Profits for members of the gauge probably increased 3.7% in the third quarter as sales climbed 2.4%, according to analysts’ estimates compiled by Bloomberg. Analysts project earnings will rise 7.5% in the final quarter, and 8.3% in the first three months of 2014.
“Once they do start tapering, the market will start trading more on fundamentals, and fundamentals look fairly resilient,” Andres Garcia-Amaya, New York-based global market strategist at JPMorgan Chase & Co.’s mutual funds unit, said in a phone interview today. His firm oversees $400 billion.
Exxon rose 1.7% to $90.34 for the biggest gain in the Dow. The largest oil company by market value lifted production for the first time in more than two years and reported third-quarter profit that beat analyst estimates.
Facebook advanced 1.3% to $49.66, reversing a decline of as much as 5.1%, after the operator of the world’s largest social network yesterday reported third-quarter profit that beat analyst estimates.
The shares slid earlier after Facebook said younger teens aren’t using its website as much as they used to and it will limit its news feed advertisements that have driven revenue gains.
Pivotal Research Group LLC upgraded the shares to buy from hold, saying Facebook retains its advantage in ad sales and the negative reaction to comments about lower teen use was overdone.
Boeing gained 1% to $130.98. The world’s largest plane-maker plans to speed the monthly production tempo of its best-selling 737 jets by 24% to 47 a month by 2017, the highest rate ever.
Expedia Inc. rallied 19% to $59.28. Adjusted earnings were $1.43 per share in the third quarter, the online travel company said in a statement, more than the $1.36 predicted by analysts.
Visa lost 2.9% to $197.95 for the largest decline in the Dow. Fourth-quarter net operating revenue rose 8.9% to $2.97 billion, missing the $3.02 billion average estimate of analysts in a Bloomberg survey.
Avon tumbled 24% to $17.06. The world’s largest door-to-door cosmetics seller posted a third-quarter net loss, while its profit excluding some items fell short of analyst estimates.
Avon and the government have investigated whether former employees in China and other countries bribed officials in violation of the Foreign Corrupt Practices Act. The Securities and Exchange Commission offered a settlement last month with monetary penalties that were “significantly greater” than the $12 million the company had offered, Avon said in a filing today.
Computer Sciences Corp. lost 4.7% to $49.20. The provider of technology consulting to governments and companies signaled that a probe by the SEC is escalating.

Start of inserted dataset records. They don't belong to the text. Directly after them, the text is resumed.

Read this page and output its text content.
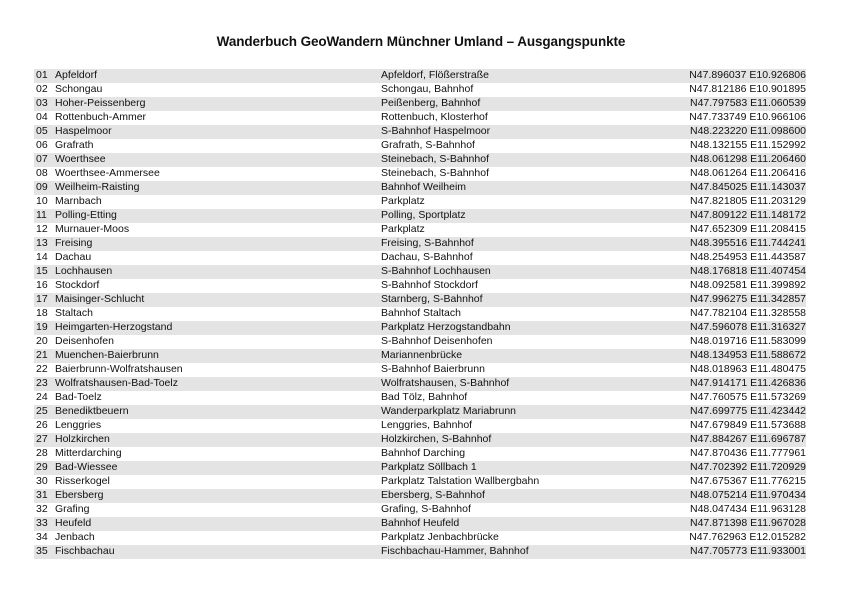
Wanderbuch GeoWandern Münchner Umland – Ausgangspunkte
01 Apfeldorf	Apfeldorf, Flößerstraße	N47.896037 E10.926806
02 Schongau	Schongau, Bahnhof	N47.812186 E10.901895
03 Hoher-Peissenberg	Peißenberg, Bahnhof	N47.797583 E11.060539
04 Rottenbuch-Ammer	Rottenbuch, Klosterhof	N47.733749 E10.966106
05 Haspelmoor	S-Bahnhof Haspelmoor	N48.223220 E11.098600
06 Grafrath	Grafrath, S-Bahnhof	N48.132155 E11.152992
07 Woerthsee	Steinebach, S-Bahnhof	N48.061298 E11.206460
08 Woerthsee-Ammersee	Steinebach, S-Bahnhof	N48.061264 E11.206416
09 Weilheim-Raisting	Bahnhof Weilheim	N47.845025 E11.143037
10 Marnbach	Parkplatz	N47.821805 E11.203129
11 Polling-Etting	Polling, Sportplatz	N47.809122 E11.148172
12 Murnauer-Moos	Parkplatz	N47.652309 E11.208415
13 Freising	Freising, S-Bahnhof	N48.395516 E11.744241
14 Dachau	Dachau, S-Bahnhof	N48.254953 E11.443587
15 Lochhausen	S-Bahnhof Lochhausen	N48.176818 E11.407454
16 Stockdorf	S-Bahnhof Stockdorf	N48.092581 E11.399892
17 Maisinger-Schlucht	Starnberg, S-Bahnhof	N47.996275 E11.342857
18 Staltach	Bahnhof Staltach	N47.782104 E11.328558
19 Heimgarten-Herzogstand	Parkplatz Herzogstandbahn	N47.596078 E11.316327
20 Deisenhofen	S-Bahnhof Deisenhofen	N48.019716 E11.583099
21 Muenchen-Baierbrunn	Mariannenbrücke	N48.134953 E11.588672
22 Baierbrunn-Wolfratshausen	S-Bahnhof Baierbrunn	N48.018963 E11.480475
23 Wolfratshausen-Bad-Toelz	Wolfratshausen, S-Bahnhof	N47.914171 E11.426836
24 Bad-Toelz	Bad Tölz, Bahnhof	N47.760575 E11.573269
25 Benediktbeuern	Wanderparkplatz Mariabrunn	N47.699775 E11.423442
26 Lenggries	Lenggries, Bahnhof	N47.679849 E11.573688
27 Holzkirchen	Holzkirchen, S-Bahnhof	N47.884267 E11.696787
28 Mitterdarching	Bahnhof Darching	N47.870436 E11.777961
29 Bad-Wiessee	Parkplatz Söllbach 1	N47.702392 E11.720929
30 Risserkogel	Parkplatz Talstation Wallbergbahn	N47.675367 E11.776215
31 Ebersberg	Ebersberg, S-Bahnhof	N48.075214 E11.970434
32 Grafing	Grafing, S-Bahnhof	N48.047434 E11.963128
33 Heufeld	Bahnhof Heufeld	N47.871398 E11.967028
34 Jenbach	Parkplatz Jenbachbrücke	N47.762963 E12.015282
35 Fischbachau	Fischbachau-Hammer, Bahnhof	N47.705773 E11.933001
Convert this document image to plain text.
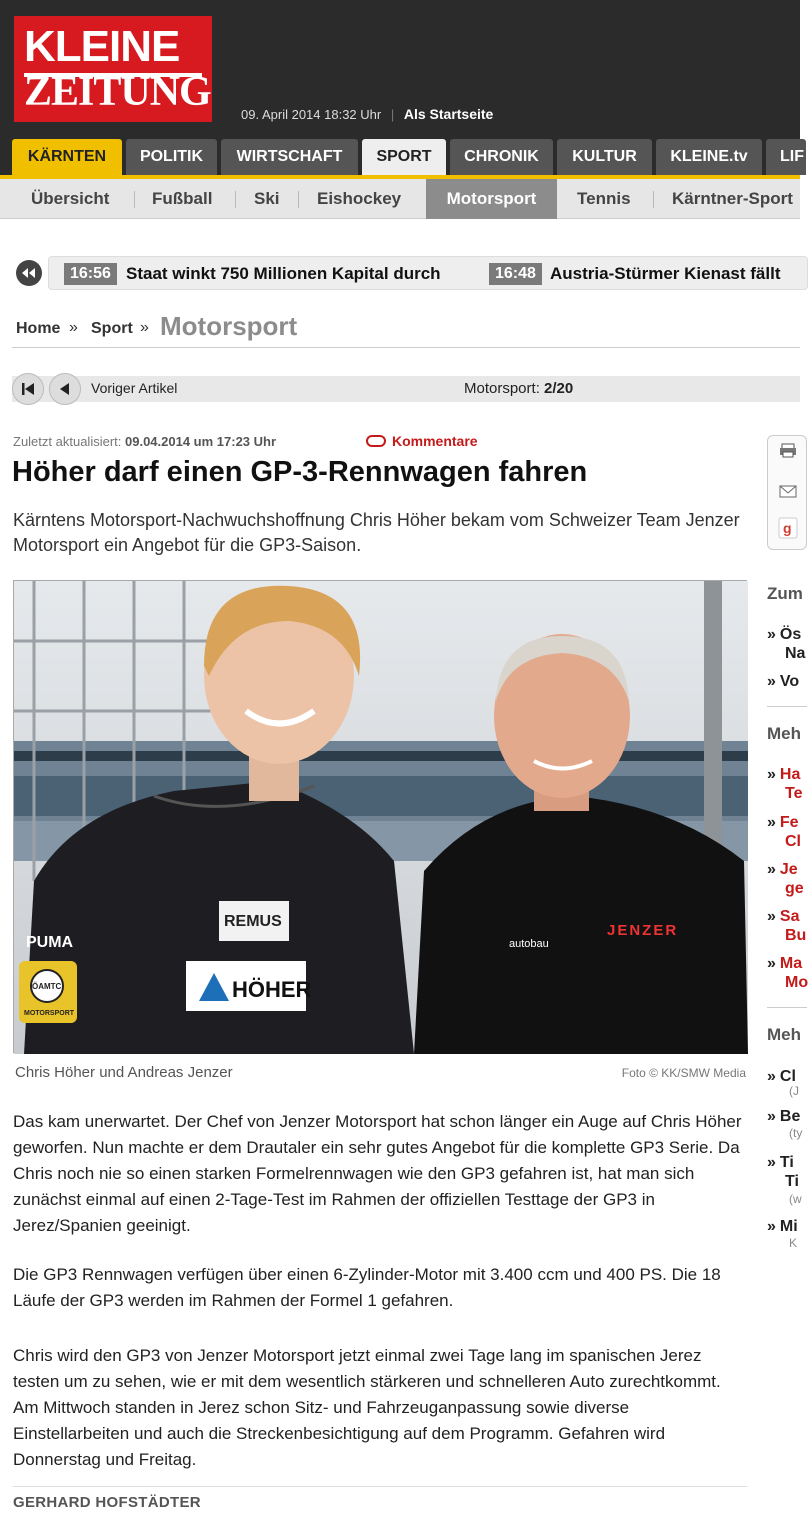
KLEINE
ZEITUNG 09. April 2014 18:32 Uhr | Als Startseite
KÄRNTEN	POLITIK	WIRTSCHAFT	SPORT	CHRONIK	KULTUR	KLEINE.tv	LIF
Übersicht	Fußball Ski Eishockey	Motorsport	Tennis Kärntner-Sport
16:56 Staat winkt 750 Millionen Kapital durch	16:48 Austria-Stürmer Kienast fällt
Home » Sport » Motorsport
Voriger Artikel	Motorsport: 2/20
Zuletzt aktualisiert: 09.04.2014 um 17:23 Uhr	Kommentare
Höher darf einen GP-3-Rennwagen fahren

Kärntens Motorsport-Nachwuchshoffnung Chris Höher bekam vom Schweizer Team Jenzer Motorsport ein Angebot für die GP3-Saison.

HÖHER
REMUS
PUMA
ÖAMTC
MOTORSPORT
JENZER
autobau
Chris Höher und Andreas Jenzer	Foto © KK/SMW Media

Das kam unerwartet. Der Chef von Jenzer Motorsport hat schon länger ein Auge auf Chris Höher geworfen. Nun machte er dem Drautaler ein sehr gutes Angebot für die komplette GP3 Serie. Da Chris noch nie so einen starken Formelrennwagen wie den GP3 gefahren ist, hat man sich zunächst einmal auf einen 2-Tage-Test im Rahmen der offiziellen Testtage der GP3 in Jerez/Spanien geeinigt.

Die GP3 Rennwagen verfügen über einen 6-Zylinder-Motor mit 3.400 ccm und 400 PS. Die 18 Läufe der GP3 werden im Rahmen der Formel 1 gefahren.

Chris wird den GP3 von Jenzer Motorsport jetzt einmal zwei Tage lang im spanischen Jerez testen um zu sehen, wie er mit dem wesentlich stärkeren und schnelleren Auto zurechtkommt. Am Mittwoch standen in Jerez schon Sitz- und Fahrzeuganpassung sowie diverse Einstellarbeiten und auch die Streckenbesichtigung auf dem Programm. Gefahren wird Donnerstag und Freitag.

GERHARD HOFSTÄDTER
g
Zum
» Ös
Na
» Vo
Meh
» Ha
Te
» Fe
Cl
» Je
ge
» Sa
Bu
» Ma
Mo
Meh
» Cl
(J
» Be
(ty
» Ti
Ti
(w
» Mi
K
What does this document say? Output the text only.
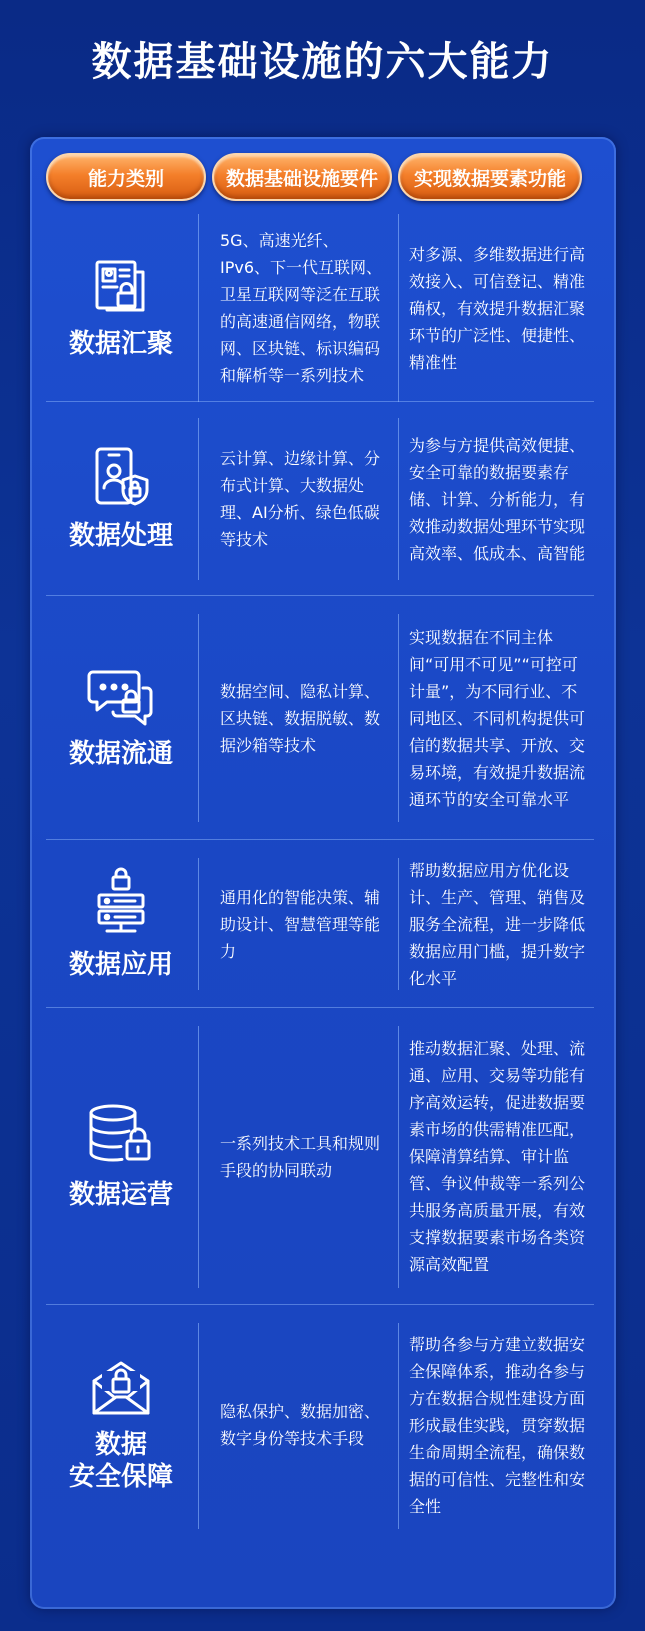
数据基础设施的六大能力
能力类别	数据基础设施要件	实现数据要素功能
数据汇聚
5G、高速光纤、IPv6、下一代互联网、卫星互联网等泛在互联的高速通信网络，物联网、区块链、标识编码和解析等一系列技术
对多源、多维数据进行高效接入、可信登记、精准确权，有效提升数据汇聚环节的广泛性、便捷性、精准性
数据处理
云计算、边缘计算、分布式计算、大数据处理、AI分析、绿色低碳等技术
为参与方提供高效便捷、安全可靠的数据要素存储、计算、分析能力，有效推动数据处理环节实现高效率、低成本、高智能
数据流通
数据空间、隐私计算、区块链、数据脱敏、数据沙箱等技术
实现数据在不同主体间“可用不可见”“可控可计量”，为不同行业、不同地区、不同机构提供可信的数据共享、开放、交易环境，有效提升数据流通环节的安全可靠水平
数据应用
通用化的智能决策、辅助设计、智慧管理等能力
帮助数据应用方优化设计、生产、管理、销售及服务全流程，进一步降低数据应用门槛，提升数字化水平
数据运营
一系列技术工具和规则手段的协同联动
推动数据汇聚、处理、流通、应用、交易等功能有序高效运转，促进数据要素市场的供需精准匹配，保障清算结算、审计监管、争议仲裁等一系列公共服务高质量开展，有效支撑数据要素市场各类资源高效配置
数据
安全保障
隐私保护、数据加密、数字身份等技术手段
帮助各参与方建立数据安全保障体系，推动各参与方在数据合规性建设方面形成最佳实践，贯穿数据生命周期全流程，确保数据的可信性、完整性和安全性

As part of an almost three-year investigation by the SEC, former U.S. executives, along with some current employees outside the country, have received Wells notices from the commission, CSC said today in a filing. The SEC sends a Wells notice to notify that investigators may recommend an enforcement action.
JDS Uniphase fell 9.9% to $13.29. The provider of network analytics for the telecommunications and broadband industries was cut to hold from buy at Jefferies by equity analyst James Kisner after forecasting sales below analyst estimates for this quarter.